Yield; Six servings Cook time; 30 minutes (approx)

You’ll need;

  1. One large sweet potato, cut into chunks
  2. Half a butternut squash, cut into the same size chunks as the potato
  3. One 400g/14oz tin of coconut milk
  4. One 400g/14oz tin of chopped tomatoes
  5. One red onion, diced
  6. 100g/3.5oz spinach, roughly chopped
  7. 150ml/5fl.oz vegetable stock
  8. Two tablespoons of tomato puree
  9. Spices; Two tablespoons of each smoked paprika, cumin, coriander and smoked paprika. One teaspoon of ginger and turmeric.
  10. Four tablespoons of curry powder (choose whichever strength you prefer)

Method;

  • Heat a tablespoon of oil in a saucepan over a medium heat. Add the onion and cook for five minutes.
  • Next add everything else apart from the spinach.
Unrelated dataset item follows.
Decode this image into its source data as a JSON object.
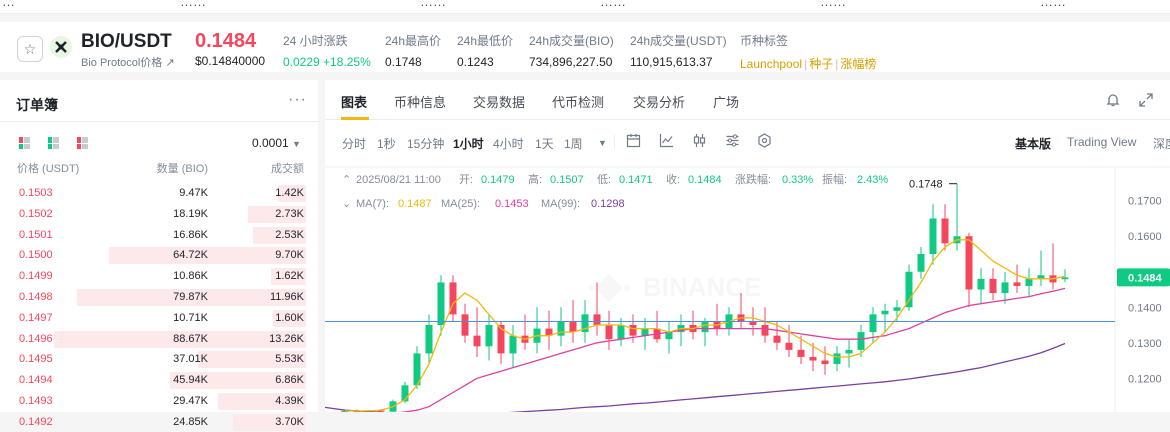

Give everything a good stir and increase the heat to a simmer, season with salt and black pepper. Leave covered for about twenty minutes, or until the vegetables are cooked to your liking.
  • Make sure to go give it a poke from time to time, just to ensure nothing sticks and everything cooks evenly. Stir through the spinach a couple of minutes before serving, you just want to wilt it, not kill it.

I served mine with boiled brown rice, but you could serve it with poppadoms or chips if you prefer.